Exhibit 16(5): Opinion as to Legality
VOYA LETTERHEAD
LAW / PRODUCT FILING UNIT
ONE ORANGE WAY, C2S
WINDSOR, CT 06095-4774
PETER M. SCAVONGELLI
ASSISTANT VICE PRESIDENT AND SENIOR COUNSEL
PHONE: (860) 580-1631 | EMAIL: PETER.SCAVONGELLI@VOYA.COM
April 2, 2021
BY EDGARLINK
U.S. Securities and Exchange Commission
100 F Street, NE
Washington, DC 20549
Re: Registrant: Voya Retirement Insurance and Annuity Company
Form S-3 Initial Registration
Prospectus Title: Voya Multi-Rate Annuity
Ladies and Gentlemen:
The undersigned serves as counsel to Voya Retirement Insurance and Annuity Company, a Connecticut domiciled corporation (the “Company”).
In connection with this opinion, I have reviewed the above-referenced Initial Registration Statement on Form S-3. This filing describes the Voya Multi-Rate Annuity group or individual, single purchase payment, modified guaranteed deferred annuity contract (the “Contract”) offered by the Company.
I have also examined, or supervised the examination of, originals or copies, certified or otherwise identified to my satisfaction, of such documents, trust records and other instruments I have deemed necessary or appropriate for the purpose of rendering this opinion.

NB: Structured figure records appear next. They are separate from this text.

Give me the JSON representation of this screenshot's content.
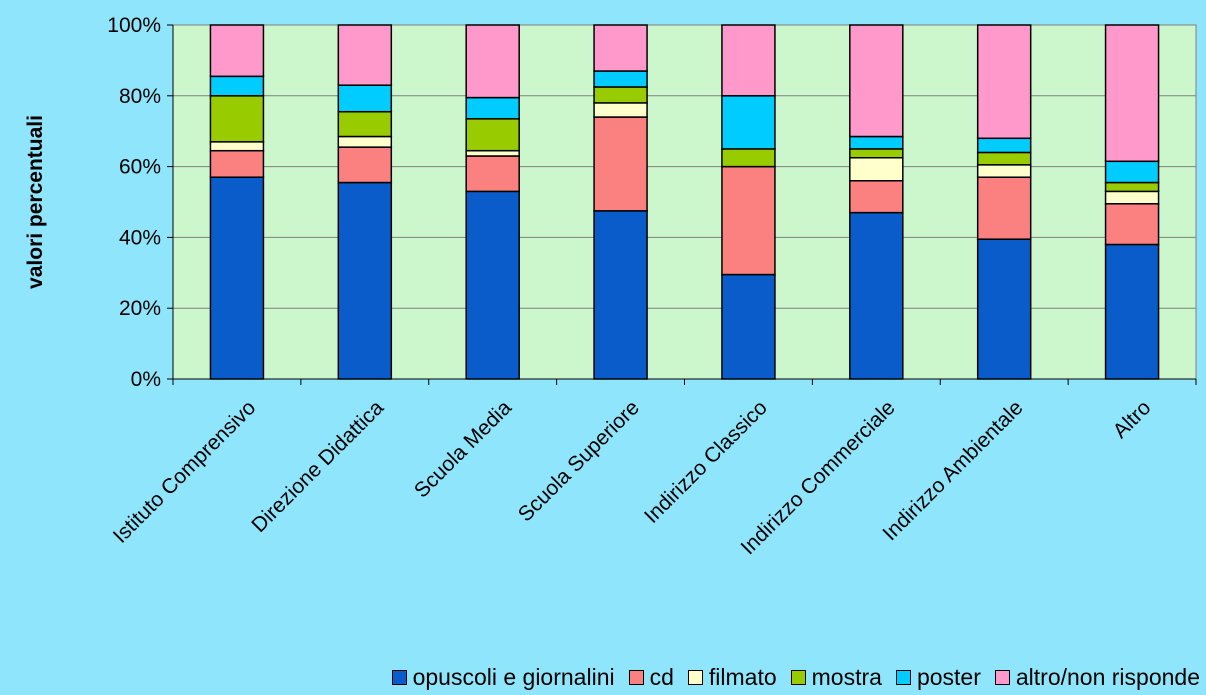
{
  "chart_data": {
    "type": "bar",
    "stacked": true,
    "percent": true,
    "title": "",
    "xlabel": "",
    "ylabel": "valori percentuali",
    "ylim": [
      0,
      100
    ],
    "yticks": [
      "0%",
      "20%",
      "40%",
      "60%",
      "80%",
      "100%"
    ],
    "grid": true,
    "legend_position": "bottom",
    "plot_background": "#ccf7cc",
    "categories": [
      "Istituto Comprensivo",
      "Direzione Didattica",
      "Scuola Media",
      "Scuola Superiore",
      "Indirizzo Classico",
      "Indirizzo Commerciale",
      "Indirizzo Ambientale",
      "Altro"
    ],
    "series": [
      {
        "name": "opuscoli e giornalini",
        "color": "#0b5ccb",
        "values": [
          57,
          55.5,
          53,
          47.5,
          29.5,
          47,
          39.5,
          38
        ]
      },
      {
        "name": "cd",
        "color": "#fb8080",
        "values": [
          7.5,
          10,
          10,
          26.5,
          30.5,
          9,
          17.5,
          11.5
        ]
      },
      {
        "name": "filmato",
        "color": "#ffffcc",
        "values": [
          2.5,
          3,
          1.5,
          4,
          0,
          6.5,
          3.5,
          3.5
        ]
      },
      {
        "name": "mostra",
        "color": "#99cc00",
        "values": [
          13,
          7,
          9,
          4.5,
          5,
          2.5,
          3.5,
          2.5
        ]
      },
      {
        "name": "poster",
        "color": "#00ccff",
        "values": [
          5.5,
          7.5,
          6,
          4.5,
          15,
          3.5,
          4,
          6
        ]
      },
      {
        "name": "altro/non risponde",
        "color": "#ff99cc",
        "values": [
          14.5,
          17,
          20.5,
          13,
          20,
          31.5,
          32,
          38.5
        ]
      }
    ]
  }
}
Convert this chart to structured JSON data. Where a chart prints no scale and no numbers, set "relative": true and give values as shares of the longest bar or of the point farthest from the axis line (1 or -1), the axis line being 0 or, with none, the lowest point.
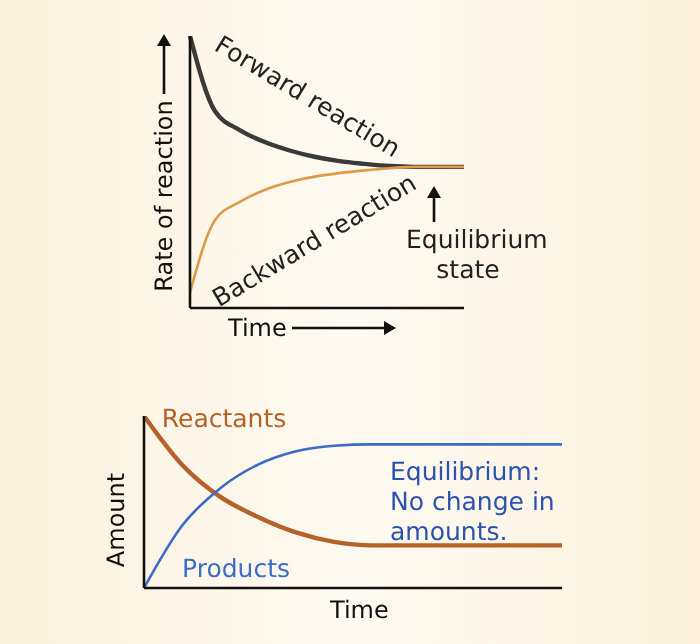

For purposes of such examination, I have assumed the genuineness of all signatures on original documents and the conformity to the original of all copies. On the basis of this examination, it is my opinion that:
1. The Company was organized in accordance with the laws of the State of Connecticut and is a duly authorized stock life insurance company under the laws of Connecticut and the laws of those states in which the Company is admitted to do business;
2. The Company is authorized to issue Contracts in those states in which it is admitted and upon compliance with applicable local law;
3. The Contracts, when issued in accordance with the prospectus contained in the aforesaid registration statement and upon compliance with applicable local law, will be legal and binding obligations of the Company in accordance with their terms;
4. The interests in the Contracts will, when issued and sold in the manner described in the registration statement, be legal and binding obligations of the Company and will be legally and validly issued, fully paid, and non-assessable.